The work of digital government is a political endeavour. At it’s best, it is a slow grind that seeks to use the power and network of the internet to help balance power between electorate and government.

For every fraudulent contract, there is a SpendNetwork (and Contracts Finder) to try and make that visible. For every bigoted speech there is Hansard and TheyWorkForYou so they have to sign their name to it. For gerrymandering and administrative burden on elections, we have local government’s democratic services officers working with Democracy Club to make it easy to vote without knowing how voting works.

All of these are deeply insufficient for the times we live in, but they are the start of infrastructure that with help, co-operation and willpower, gives people recourse at the very least to information to structure your politics on. Entities like FullFact would not exist without a strong data layer of civic technology, and while FullFact are also deeply insufficient, they demonstrate what could be possible. They all demonstrate the ecosystem that can work, but that it relies on paying your work forward. The next person in the chain can take your work and use it, while still relying on the work in the dependencies.

But, it is political. The movement to make this data open in government has sometimes been presented as a bureaucratic change, rather than something with deeper meaning and implications. To do it, you have to believe in the idea that it provides a benefit to the country to have an open government and an informed citizenry.

I read this blogpost from Paul Maltby, ex of DLUHC and now working for Faculty (an AI shop).

https://twitter.com/maltbyps/status/1668160513245626369

I think it’s an interesting read, but leaning on what I said above, I’d like to put forward why I think this prioritisation isn’t right.

I think when you’re prioritising work for something like public sector information, you have to actually prioritise it based on needs. There isn’t infinite money to move pixels around, and some things have more impact than others.

What is the user need?

Obviously things have changed a great deal since the UK’s digital government journey started. Paul quite rightly picks up on Martha Lane Fox’s report and how little of it beyond “fix publishing has ever come to pass beyond limited, essential examples. But: I can’t help but think about the past few years and their political fallout. At times, guidance on what was legal and illegal changed overnight, with full guidance being written on the hoof. A defence barrister friend of mine keeps talking about how procedurally weird some of the Covid prosecutions are, how they are based around things that were illegal for a short amount of time, and reconstituted in various ways throughout the different lockdowns and how neither the defendant, police, prosecutors etc. were used to the offences in question.

Now, imagine if that information had been disseminated though a generative AI chatbot. Chatbot answers that involve generative AI are great for parlour tricks, but if it’s about information that could see you taken to court, that feels like unnecessary danger for unspecified benefit. I think it is subtly different to formatting your information to be consumed by a Smart Answer in Google or to be read out by a voice assistant as the information might be ingested into the corpus and regurgitated long after it has ceased to be true. It might be combined with other data or information to produce a different kind of false answer. And if it doesn’t do those things, how is it different to an older style chatbot other than having a more believable tone of voice?

Socialism for the rich, capitalism for everyone else

So, in this line, I would argue that there is no direct user need for this as it risks false information being put out with the stamp of authenticity, with little recourse. But, user needs aren’t the only reason we do things. There is also The Economy. Except, here too we see a problem. There are several large players in the UK AI space of which Faculty is one (others are listed here: https://arstechnica.com/information-technology/2023/06/uks-plans-for-first-global-summit-on-ai-safety-draw-criticism/). Their service offering seems to be that they will ingest data (usually, but not always, openly licensed data) and then provide innovative applications for that data.

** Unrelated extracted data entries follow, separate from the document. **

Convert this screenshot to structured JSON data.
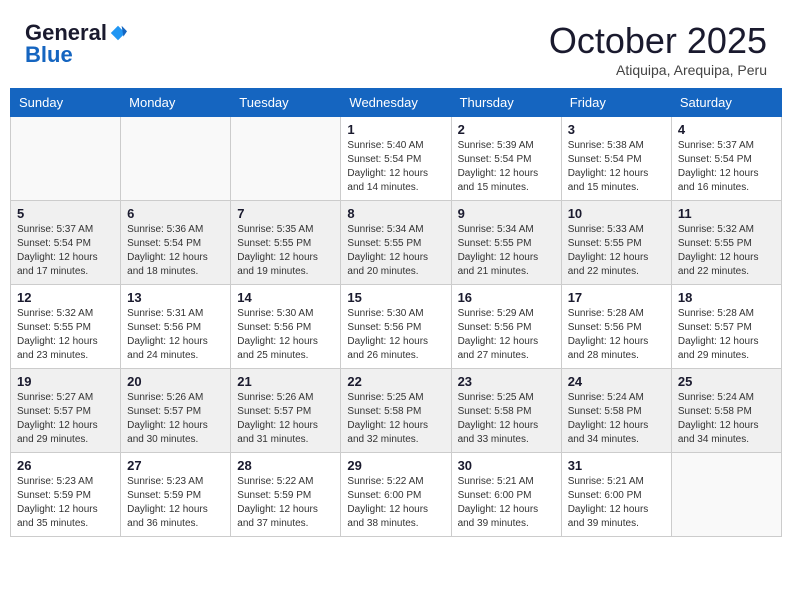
{
  "header": {
    "logo_general": "General",
    "logo_blue": "Blue",
    "month": "October 2025",
    "location": "Atiquipa, Arequipa, Peru"
  },
  "days_of_week": [
    "Sunday",
    "Monday",
    "Tuesday",
    "Wednesday",
    "Thursday",
    "Friday",
    "Saturday"
  ],
  "weeks": [
    {
      "shaded": false,
      "days": [
        {
          "number": "",
          "info": ""
        },
        {
          "number": "",
          "info": ""
        },
        {
          "number": "",
          "info": ""
        },
        {
          "number": "1",
          "info": "Sunrise: 5:40 AM\nSunset: 5:54 PM\nDaylight: 12 hours\nand 14 minutes."
        },
        {
          "number": "2",
          "info": "Sunrise: 5:39 AM\nSunset: 5:54 PM\nDaylight: 12 hours\nand 15 minutes."
        },
        {
          "number": "3",
          "info": "Sunrise: 5:38 AM\nSunset: 5:54 PM\nDaylight: 12 hours\nand 15 minutes."
        },
        {
          "number": "4",
          "info": "Sunrise: 5:37 AM\nSunset: 5:54 PM\nDaylight: 12 hours\nand 16 minutes."
        }
      ]
    },
    {
      "shaded": true,
      "days": [
        {
          "number": "5",
          "info": "Sunrise: 5:37 AM\nSunset: 5:54 PM\nDaylight: 12 hours\nand 17 minutes."
        },
        {
          "number": "6",
          "info": "Sunrise: 5:36 AM\nSunset: 5:54 PM\nDaylight: 12 hours\nand 18 minutes."
        },
        {
          "number": "7",
          "info": "Sunrise: 5:35 AM\nSunset: 5:55 PM\nDaylight: 12 hours\nand 19 minutes."
        },
        {
          "number": "8",
          "info": "Sunrise: 5:34 AM\nSunset: 5:55 PM\nDaylight: 12 hours\nand 20 minutes."
        },
        {
          "number": "9",
          "info": "Sunrise: 5:34 AM\nSunset: 5:55 PM\nDaylight: 12 hours\nand 21 minutes."
        },
        {
          "number": "10",
          "info": "Sunrise: 5:33 AM\nSunset: 5:55 PM\nDaylight: 12 hours\nand 22 minutes."
        },
        {
          "number": "11",
          "info": "Sunrise: 5:32 AM\nSunset: 5:55 PM\nDaylight: 12 hours\nand 22 minutes."
        }
      ]
    },
    {
      "shaded": false,
      "days": [
        {
          "number": "12",
          "info": "Sunrise: 5:32 AM\nSunset: 5:55 PM\nDaylight: 12 hours\nand 23 minutes."
        },
        {
          "number": "13",
          "info": "Sunrise: 5:31 AM\nSunset: 5:56 PM\nDaylight: 12 hours\nand 24 minutes."
        },
        {
          "number": "14",
          "info": "Sunrise: 5:30 AM\nSunset: 5:56 PM\nDaylight: 12 hours\nand 25 minutes."
        },
        {
          "number": "15",
          "info": "Sunrise: 5:30 AM\nSunset: 5:56 PM\nDaylight: 12 hours\nand 26 minutes."
        },
        {
          "number": "16",
          "info": "Sunrise: 5:29 AM\nSunset: 5:56 PM\nDaylight: 12 hours\nand 27 minutes."
        },
        {
          "number": "17",
          "info": "Sunrise: 5:28 AM\nSunset: 5:56 PM\nDaylight: 12 hours\nand 28 minutes."
        },
        {
          "number": "18",
          "info": "Sunrise: 5:28 AM\nSunset: 5:57 PM\nDaylight: 12 hours\nand 29 minutes."
        }
      ]
    },
    {
      "shaded": true,
      "days": [
        {
          "number": "19",
          "info": "Sunrise: 5:27 AM\nSunset: 5:57 PM\nDaylight: 12 hours\nand 29 minutes."
        },
        {
          "number": "20",
          "info": "Sunrise: 5:26 AM\nSunset: 5:57 PM\nDaylight: 12 hours\nand 30 minutes."
        },
        {
          "number": "21",
          "info": "Sunrise: 5:26 AM\nSunset: 5:57 PM\nDaylight: 12 hours\nand 31 minutes."
        },
        {
          "number": "22",
          "info": "Sunrise: 5:25 AM\nSunset: 5:58 PM\nDaylight: 12 hours\nand 32 minutes."
        },
        {
          "number": "23",
          "info": "Sunrise: 5:25 AM\nSunset: 5:58 PM\nDaylight: 12 hours\nand 33 minutes."
        },
        {
          "number": "24",
          "info": "Sunrise: 5:24 AM\nSunset: 5:58 PM\nDaylight: 12 hours\nand 34 minutes."
        },
        {
          "number": "25",
          "info": "Sunrise: 5:24 AM\nSunset: 5:58 PM\nDaylight: 12 hours\nand 34 minutes."
        }
      ]
    },
    {
      "shaded": false,
      "days": [
        {
          "number": "26",
          "info": "Sunrise: 5:23 AM\nSunset: 5:59 PM\nDaylight: 12 hours\nand 35 minutes."
        },
        {
          "number": "27",
          "info": "Sunrise: 5:23 AM\nSunset: 5:59 PM\nDaylight: 12 hours\nand 36 minutes."
        },
        {
          "number": "28",
          "info": "Sunrise: 5:22 AM\nSunset: 5:59 PM\nDaylight: 12 hours\nand 37 minutes."
        },
        {
          "number": "29",
          "info": "Sunrise: 5:22 AM\nSunset: 6:00 PM\nDaylight: 12 hours\nand 38 minutes."
        },
        {
          "number": "30",
          "info": "Sunrise: 5:21 AM\nSunset: 6:00 PM\nDaylight: 12 hours\nand 39 minutes."
        },
        {
          "number": "31",
          "info": "Sunrise: 5:21 AM\nSunset: 6:00 PM\nDaylight: 12 hours\nand 39 minutes."
        },
        {
          "number": "",
          "info": ""
        }
      ]
    }
  ]
}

This sounds a lot like enclosure. Taking a public good and converting it into private benefit. These aren’t open source models, these aren’t even open sourced code applications. This is a way of taking data infrastructure and making its productive use gate-kept by a private firm. For the government to prioritise this over making data clearly and generally available and assuming a human-first prioritisation on written content risks closing a market by acceding to almost universally closed and hand-waving data practices across the AI sector.

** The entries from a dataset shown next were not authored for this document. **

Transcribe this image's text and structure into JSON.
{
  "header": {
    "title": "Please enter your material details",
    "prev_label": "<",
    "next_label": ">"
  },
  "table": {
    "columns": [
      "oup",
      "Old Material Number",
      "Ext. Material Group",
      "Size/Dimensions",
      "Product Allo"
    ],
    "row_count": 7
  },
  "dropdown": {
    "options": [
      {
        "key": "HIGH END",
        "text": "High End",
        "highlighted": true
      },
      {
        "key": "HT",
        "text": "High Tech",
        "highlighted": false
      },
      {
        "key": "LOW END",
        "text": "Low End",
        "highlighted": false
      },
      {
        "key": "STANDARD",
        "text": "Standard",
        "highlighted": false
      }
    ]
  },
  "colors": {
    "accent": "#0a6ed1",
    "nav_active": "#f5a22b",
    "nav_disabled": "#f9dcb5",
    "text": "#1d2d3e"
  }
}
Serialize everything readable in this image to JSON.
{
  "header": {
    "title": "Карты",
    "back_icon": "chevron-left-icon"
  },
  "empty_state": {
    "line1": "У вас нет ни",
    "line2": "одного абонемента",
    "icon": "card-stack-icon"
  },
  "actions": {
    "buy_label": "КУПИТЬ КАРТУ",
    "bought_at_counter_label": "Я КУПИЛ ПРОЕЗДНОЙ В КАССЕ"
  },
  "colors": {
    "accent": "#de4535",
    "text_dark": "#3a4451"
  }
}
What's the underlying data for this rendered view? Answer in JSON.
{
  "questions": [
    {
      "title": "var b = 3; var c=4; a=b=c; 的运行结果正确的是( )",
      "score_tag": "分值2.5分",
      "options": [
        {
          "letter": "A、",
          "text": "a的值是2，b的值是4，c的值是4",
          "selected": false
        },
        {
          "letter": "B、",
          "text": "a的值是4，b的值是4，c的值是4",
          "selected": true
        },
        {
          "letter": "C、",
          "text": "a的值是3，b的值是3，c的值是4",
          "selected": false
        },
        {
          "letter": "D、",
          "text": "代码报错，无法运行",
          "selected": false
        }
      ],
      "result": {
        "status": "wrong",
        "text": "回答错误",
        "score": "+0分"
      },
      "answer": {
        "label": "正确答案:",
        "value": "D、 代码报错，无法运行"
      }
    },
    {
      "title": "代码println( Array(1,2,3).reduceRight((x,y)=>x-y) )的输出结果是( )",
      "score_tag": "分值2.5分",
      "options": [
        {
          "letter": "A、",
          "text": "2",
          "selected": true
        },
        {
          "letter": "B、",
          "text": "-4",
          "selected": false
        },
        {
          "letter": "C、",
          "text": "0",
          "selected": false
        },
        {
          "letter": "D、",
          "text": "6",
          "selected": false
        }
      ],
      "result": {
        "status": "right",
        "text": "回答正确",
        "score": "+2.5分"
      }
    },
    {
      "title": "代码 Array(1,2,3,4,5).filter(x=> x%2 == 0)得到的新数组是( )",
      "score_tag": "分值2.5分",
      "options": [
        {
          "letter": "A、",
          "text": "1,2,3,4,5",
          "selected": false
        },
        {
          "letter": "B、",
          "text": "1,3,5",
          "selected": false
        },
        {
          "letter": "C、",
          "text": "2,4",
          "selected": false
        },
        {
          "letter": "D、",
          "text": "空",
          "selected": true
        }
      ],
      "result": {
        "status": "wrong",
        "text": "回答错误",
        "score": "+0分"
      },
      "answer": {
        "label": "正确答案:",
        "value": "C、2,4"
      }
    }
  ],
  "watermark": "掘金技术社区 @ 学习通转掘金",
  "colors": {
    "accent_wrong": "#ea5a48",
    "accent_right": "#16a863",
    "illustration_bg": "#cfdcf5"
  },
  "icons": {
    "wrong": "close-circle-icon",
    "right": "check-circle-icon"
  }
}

“Sometimes the user need is democracy”

We are in the middle of a climate crisis. The carbon costs of large language models is deeply concerning. While I don’t doubt we’ll see compelling use cases for AI in the future, there is no way for us to have a say in not barrelling on with planet damaging practices. I’m not sure we can stop AI creating an enormous tonnage contribution of CO2 at this rate, but it needs to be said out loud each time we talk about these companies that they are creating an extremely dirty industry and it doesn’t even provide a tangible benefit like driving you somewhere.

People do not have individual time to participate in micro-decisions about the way they are governed, so politicians and public servants have to act in the best interests of people as a whole. After all, they are mostly accountable to them, are removable by election (plus civil servants being removed by politicians). Third part suppliers are not, their roadmaps are not based on value to the citizen, but value to their owners.

The political project of digital government is to make government transparent and legible to the citizen because government should have nothing (much) to hide. It contains a range of small, petty tools for citizens to prod the machine. I worry that these suggested directions to make data more easily ingestible for LLMs take an ecosystem of civic and public technology and seek to place their outputs in a walled garden.